Frustration Over Federal Judge’s Grizzly Bear Ruling from RMEF
The Rocky Mountain Elk Foundation and the Sportsmen’s Alliance stated on Tuesday that they are diametrically opposed to the ruling by Federal Judge Dana Christensen that restored endangered species status to the Yellowstone Ecosystem grizzly bears.
RMEF spokesman Mark Holyoak said the various government agencies followed all the correct steps to ensure that the Yellowstone grizzly bear population had sufficiently recovered prior to delisting, and then the court stepped in and undid years of cooperation and effort with the stroke of a judge’s pen.
“It’s just so frustrating,” said Holyoak. “For people who live in the northern Rockies, Montana, Idaho and Wyoming and that region, we’ve been down this path multiple times before. For instance with the gray wolf that has recovered. Year after year, again and again, more litigation is filed and it just continues to push the goalposts back, and that’s what we’ve got here.”
Holyoak said the same process was played out with the same species, the Yellowstone grizzly bear several years ago.
“It was 11 years ago, back in 2007 where a similar ruling was made and went through the same long process, and again, right after the delisting announcement was made they were put back on,” he said. “Then a few years later it was argued that there was a lack of white bark pine and it’s just one thing after another that makes it so frustrating, mainly because we see that wildlife populations thrive under state management.”

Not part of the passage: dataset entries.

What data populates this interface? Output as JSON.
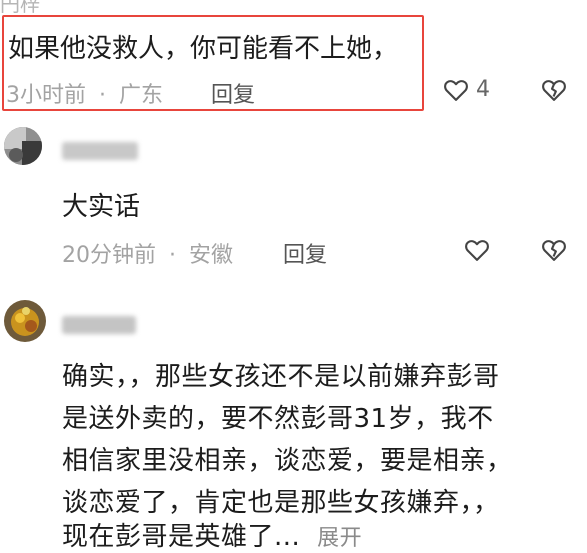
{
  "comment1": {
    "author": "円梓",
    "text": "如果他没救人，你可能看不上她，",
    "time": "3小时前",
    "separator": "·",
    "location": "广东",
    "reply_label": "回复",
    "like_count": "4"
  },
  "comment2": {
    "text": "大实话",
    "time": "20分钟前",
    "separator": "·",
    "location": "安徽",
    "reply_label": "回复"
  },
  "comment3": {
    "lines": [
      "确实，，那些女孩还不是以前嫌弃彭哥",
      "是送外卖的，要不然彭哥31岁，我不",
      "相信家里没相亲，谈恋爱，要是相亲，",
      "谈恋爱了，肯定也是那些女孩嫌弃，，",
      "现在彭哥是英雄了..."
    ],
    "expand_label": "展开"
  },
  "colors": {
    "highlight_border": "#e8453c",
    "text_primary": "#1c1c1c",
    "text_meta": "#a3a3a3"
  },
  "icons": [
    "heart-outline-icon",
    "dislike-heart-icon"
  ]
}
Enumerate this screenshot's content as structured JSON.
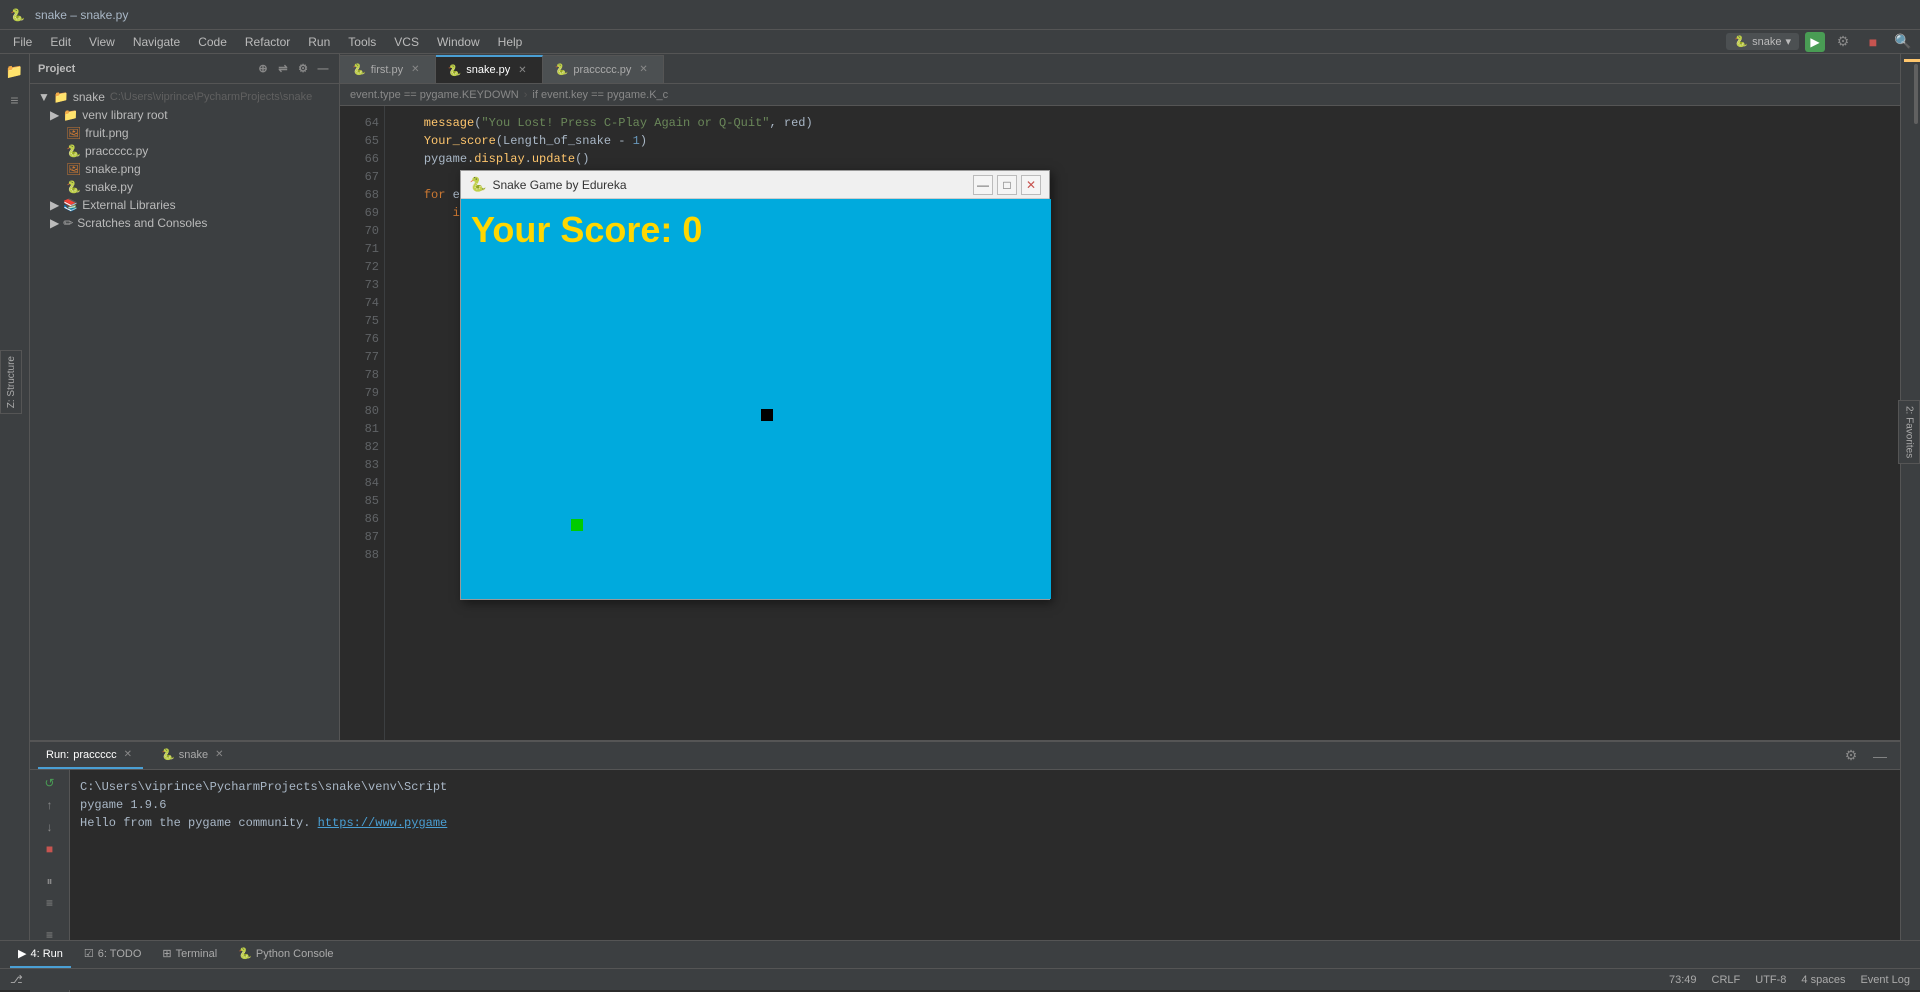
{
  "titlebar": {
    "icon": "🐍",
    "text": "snake – snake.py"
  },
  "menubar": {
    "items": [
      "File",
      "Edit",
      "View",
      "Navigate",
      "Code",
      "Refactor",
      "Run",
      "Tools",
      "VCS",
      "Window",
      "Help"
    ]
  },
  "toolbar": {
    "config_name": "snake",
    "run_label": "Run",
    "search_icon": "🔍"
  },
  "project_panel": {
    "title": "Project",
    "root": "snake",
    "root_path": "C:\\Users\\viprince\\PycharmProjects\\snake",
    "items": [
      {
        "label": "venv library root",
        "indent": 1,
        "type": "folder"
      },
      {
        "label": "fruit.png",
        "indent": 2,
        "type": "png"
      },
      {
        "label": "praccccc.py",
        "indent": 2,
        "type": "py"
      },
      {
        "label": "snake.png",
        "indent": 2,
        "type": "png"
      },
      {
        "label": "snake.py",
        "indent": 2,
        "type": "py"
      },
      {
        "label": "External Libraries",
        "indent": 1,
        "type": "folder"
      },
      {
        "label": "Scratches and Consoles",
        "indent": 1,
        "type": "folder"
      }
    ]
  },
  "tabs": [
    {
      "label": "first.py",
      "active": false
    },
    {
      "label": "snake.py",
      "active": true
    },
    {
      "label": "praccccc.py",
      "active": false
    }
  ],
  "breadcrumb": {
    "items": [
      "event.type == pygame.KEYDOWN",
      "if event.key == pygame.K_c"
    ]
  },
  "code": {
    "lines": [
      {
        "num": 64,
        "content": "    message(\"You Lost! Press C-Play Again or Q-Quit\", red)"
      },
      {
        "num": 65,
        "content": "    Your_score(Length_of_snake - 1)"
      },
      {
        "num": 66,
        "content": "    pygame.display.update()"
      },
      {
        "num": 67,
        "content": ""
      },
      {
        "num": 68,
        "content": "    for event in pygame.event.get():"
      },
      {
        "num": 69,
        "content": "        if event.type == pygame.KEYDOWN:"
      },
      {
        "num": 70,
        "content": ""
      },
      {
        "num": 71,
        "content": ""
      },
      {
        "num": 72,
        "content": ""
      },
      {
        "num": 73,
        "content": ""
      },
      {
        "num": 74,
        "content": ""
      },
      {
        "num": 75,
        "content": ""
      },
      {
        "num": 76,
        "content": ""
      },
      {
        "num": 77,
        "content": ""
      },
      {
        "num": 78,
        "content": ""
      },
      {
        "num": 79,
        "content": ""
      },
      {
        "num": 80,
        "content": ""
      },
      {
        "num": 81,
        "content": ""
      },
      {
        "num": 82,
        "content": ""
      },
      {
        "num": 83,
        "content": ""
      },
      {
        "num": 84,
        "content": ""
      },
      {
        "num": 85,
        "content": ""
      },
      {
        "num": 86,
        "content": ""
      },
      {
        "num": 87,
        "content": ""
      },
      {
        "num": 88,
        "content": ""
      }
    ]
  },
  "snake_window": {
    "title": "Snake Game by Edureka",
    "icon": "🐍",
    "score_label": "Your Score: 0"
  },
  "bottom_panel": {
    "tabs": [
      {
        "label": "praccccc",
        "prefix": "Run:",
        "active": true
      },
      {
        "label": "snake",
        "prefix": "",
        "active": false
      }
    ],
    "footer_tabs": [
      {
        "label": "4: Run",
        "icon": "▶"
      },
      {
        "label": "6: TODO",
        "icon": "☑"
      },
      {
        "label": "Terminal",
        "icon": ">"
      },
      {
        "label": "Python Console",
        "icon": "🐍"
      }
    ],
    "terminal": {
      "line1": "C:\\Users\\viprince\\PycharmProjects\\snake\\venv\\Script",
      "line2": "pygame 1.9.6",
      "line3": "Hello from the pygame community.",
      "link": "https://www.pygame"
    }
  },
  "statusbar": {
    "position": "73:49",
    "encoding": "UTF-8",
    "line_sep": "CRLF",
    "indent": "4 spaces",
    "event_log": "Event Log"
  }
}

One of the driving forces behind the effort to relist the Yellowstone grizzlies was the fact that Wyoming had scheduled a trophy hunt, and environmental groups urged the judge to act quickly just to prevent the hunt. Holyoak said hunting is the key management tool for wildlife species.
“If you take hunting off the table, first there would be a huge lack of funding since the monies from hunting licenses goes to conservation,” he said. “There would be so many deer and elk that you risk the habitat being pounded down, and then you have issues of starvation and disease. So, hunting is a key tool for management of wildlife.”